Kararı, davacı vekili temyiz etmiştir.
Dava, arsa payı karşılığı inşaat sözleşmesinden kaynaklanan gecikme tazminatı istemine ilişkindir.
……..1997 tarihli arsa payı karşılığı inşaat sözleşmesinde arsa sahipleri arasında davacının murisi … de yer almaktadır. Murisin vefatından sonra mirasçılar arasında yapılan taksimi müteakip dava konusu taşınmazda tek hak sahibinin davacı olduğu konusunda herhangi bir ihtilaf bulunmamaktadır.
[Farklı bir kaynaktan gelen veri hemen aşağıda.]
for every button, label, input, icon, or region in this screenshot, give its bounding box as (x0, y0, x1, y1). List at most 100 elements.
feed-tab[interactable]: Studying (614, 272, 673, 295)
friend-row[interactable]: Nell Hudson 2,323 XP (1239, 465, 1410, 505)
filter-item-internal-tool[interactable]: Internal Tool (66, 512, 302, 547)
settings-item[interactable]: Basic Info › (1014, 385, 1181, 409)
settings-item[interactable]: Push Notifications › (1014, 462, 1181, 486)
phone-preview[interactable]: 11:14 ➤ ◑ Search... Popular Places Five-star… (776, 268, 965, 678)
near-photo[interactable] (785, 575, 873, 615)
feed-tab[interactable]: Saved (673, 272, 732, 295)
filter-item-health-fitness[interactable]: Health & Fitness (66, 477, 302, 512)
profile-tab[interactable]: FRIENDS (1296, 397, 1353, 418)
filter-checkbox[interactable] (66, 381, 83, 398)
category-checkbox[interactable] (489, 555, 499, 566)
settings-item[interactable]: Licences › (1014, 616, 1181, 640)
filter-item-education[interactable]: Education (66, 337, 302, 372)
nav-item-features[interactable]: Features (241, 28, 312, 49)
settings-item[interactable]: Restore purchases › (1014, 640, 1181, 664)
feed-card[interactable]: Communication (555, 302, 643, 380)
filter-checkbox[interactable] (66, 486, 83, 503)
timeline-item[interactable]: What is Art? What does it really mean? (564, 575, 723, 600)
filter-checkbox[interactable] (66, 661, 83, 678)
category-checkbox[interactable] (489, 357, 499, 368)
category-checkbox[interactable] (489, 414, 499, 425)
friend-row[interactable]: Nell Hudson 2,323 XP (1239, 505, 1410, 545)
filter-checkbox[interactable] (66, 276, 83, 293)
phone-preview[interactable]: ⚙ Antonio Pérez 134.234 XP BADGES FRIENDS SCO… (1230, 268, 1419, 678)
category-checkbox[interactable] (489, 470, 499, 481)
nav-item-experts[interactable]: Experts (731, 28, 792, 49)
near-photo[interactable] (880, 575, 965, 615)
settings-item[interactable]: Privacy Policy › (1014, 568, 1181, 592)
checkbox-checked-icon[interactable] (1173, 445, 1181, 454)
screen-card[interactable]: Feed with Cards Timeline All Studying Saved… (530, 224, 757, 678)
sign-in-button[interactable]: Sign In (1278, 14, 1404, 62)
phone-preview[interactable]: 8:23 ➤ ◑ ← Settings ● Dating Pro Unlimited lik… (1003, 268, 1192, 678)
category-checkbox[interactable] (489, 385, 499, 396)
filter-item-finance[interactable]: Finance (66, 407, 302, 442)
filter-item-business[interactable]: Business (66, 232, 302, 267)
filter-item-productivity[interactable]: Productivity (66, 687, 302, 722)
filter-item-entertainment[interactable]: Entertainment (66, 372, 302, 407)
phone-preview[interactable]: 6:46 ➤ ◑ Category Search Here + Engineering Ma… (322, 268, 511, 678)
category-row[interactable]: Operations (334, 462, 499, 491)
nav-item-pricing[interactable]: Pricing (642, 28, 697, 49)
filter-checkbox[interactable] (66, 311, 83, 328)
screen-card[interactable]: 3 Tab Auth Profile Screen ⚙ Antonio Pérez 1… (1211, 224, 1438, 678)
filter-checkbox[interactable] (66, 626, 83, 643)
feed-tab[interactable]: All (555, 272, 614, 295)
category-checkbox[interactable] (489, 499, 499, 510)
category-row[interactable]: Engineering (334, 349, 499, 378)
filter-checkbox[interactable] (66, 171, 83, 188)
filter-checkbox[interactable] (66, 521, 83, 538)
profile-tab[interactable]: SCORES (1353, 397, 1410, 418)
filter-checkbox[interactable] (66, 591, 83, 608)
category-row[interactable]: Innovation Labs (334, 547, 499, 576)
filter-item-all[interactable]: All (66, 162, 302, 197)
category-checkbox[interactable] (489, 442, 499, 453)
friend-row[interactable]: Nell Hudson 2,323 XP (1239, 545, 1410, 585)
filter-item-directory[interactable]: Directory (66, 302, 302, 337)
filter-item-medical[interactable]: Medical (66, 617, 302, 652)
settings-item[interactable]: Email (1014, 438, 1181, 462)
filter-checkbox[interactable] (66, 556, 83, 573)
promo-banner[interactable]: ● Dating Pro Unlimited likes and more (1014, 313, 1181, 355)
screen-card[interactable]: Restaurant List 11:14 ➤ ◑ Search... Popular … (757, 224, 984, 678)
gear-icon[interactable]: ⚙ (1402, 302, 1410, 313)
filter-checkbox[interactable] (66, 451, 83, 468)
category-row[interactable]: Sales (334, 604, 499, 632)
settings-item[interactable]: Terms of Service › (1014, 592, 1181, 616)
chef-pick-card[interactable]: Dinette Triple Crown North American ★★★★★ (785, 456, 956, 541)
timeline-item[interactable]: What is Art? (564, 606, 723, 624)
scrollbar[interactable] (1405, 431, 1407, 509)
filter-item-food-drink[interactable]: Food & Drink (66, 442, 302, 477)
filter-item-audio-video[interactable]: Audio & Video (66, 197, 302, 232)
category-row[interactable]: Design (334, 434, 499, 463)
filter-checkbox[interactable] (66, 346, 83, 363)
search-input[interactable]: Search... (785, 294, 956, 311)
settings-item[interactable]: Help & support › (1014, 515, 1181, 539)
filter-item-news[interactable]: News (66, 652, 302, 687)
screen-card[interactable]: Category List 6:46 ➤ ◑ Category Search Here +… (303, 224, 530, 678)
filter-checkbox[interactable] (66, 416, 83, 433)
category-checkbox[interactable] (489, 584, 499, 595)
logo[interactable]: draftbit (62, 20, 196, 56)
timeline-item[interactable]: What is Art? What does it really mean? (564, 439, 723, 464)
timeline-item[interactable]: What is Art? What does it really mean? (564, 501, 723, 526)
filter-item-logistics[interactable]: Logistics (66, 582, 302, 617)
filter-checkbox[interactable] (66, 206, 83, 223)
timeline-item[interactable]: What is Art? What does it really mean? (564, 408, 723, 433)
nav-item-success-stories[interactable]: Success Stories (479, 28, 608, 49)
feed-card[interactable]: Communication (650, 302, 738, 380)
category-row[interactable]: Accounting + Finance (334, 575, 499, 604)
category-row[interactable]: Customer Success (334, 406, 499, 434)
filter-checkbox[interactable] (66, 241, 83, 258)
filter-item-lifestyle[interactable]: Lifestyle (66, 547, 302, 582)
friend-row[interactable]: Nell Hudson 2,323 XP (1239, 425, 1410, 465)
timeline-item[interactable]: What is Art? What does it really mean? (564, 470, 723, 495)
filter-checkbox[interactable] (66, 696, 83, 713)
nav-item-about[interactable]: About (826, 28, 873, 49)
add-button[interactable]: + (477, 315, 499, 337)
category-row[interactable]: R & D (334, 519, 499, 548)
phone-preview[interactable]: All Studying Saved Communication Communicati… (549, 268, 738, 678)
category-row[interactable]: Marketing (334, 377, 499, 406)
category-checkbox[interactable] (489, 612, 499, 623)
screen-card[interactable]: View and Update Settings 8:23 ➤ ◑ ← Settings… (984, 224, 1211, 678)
Mahkeme kararının gerekçesinde bahsedilen … …. Sulh Hukuk Mahkemesi’nin 1998/1304 esas sayılı dosyanın ve … dosyalarının ise davacının murisi ile ilgili olmadığı, dava dışı….’nün murisi ….’ye ait olduğu ve davacı yan haklarını etkiler bir yönünün bulunmadığı anlaşılmaktadır. Bu durumda işin esasına girilerek toplanan deliller çerçevesinde hükme varılması gerekirken hatalı değerlendirme ile yazılı şekilde davanın reddine karar verilmesi doğru olmamıştır.
SONUÇ: Yukarıda açıklanan nedenle davacı vekilinin temyiz isteminin kabulü ile kararın BOZULMASINA, peşin alınan harcın istek halinde iadesine, kararın tebliğinden itibaren … gün içerisinde karar düzeltme yolu açık olmak üzere 06.02.2013 tarihinde oybirliğiyle karar verildi.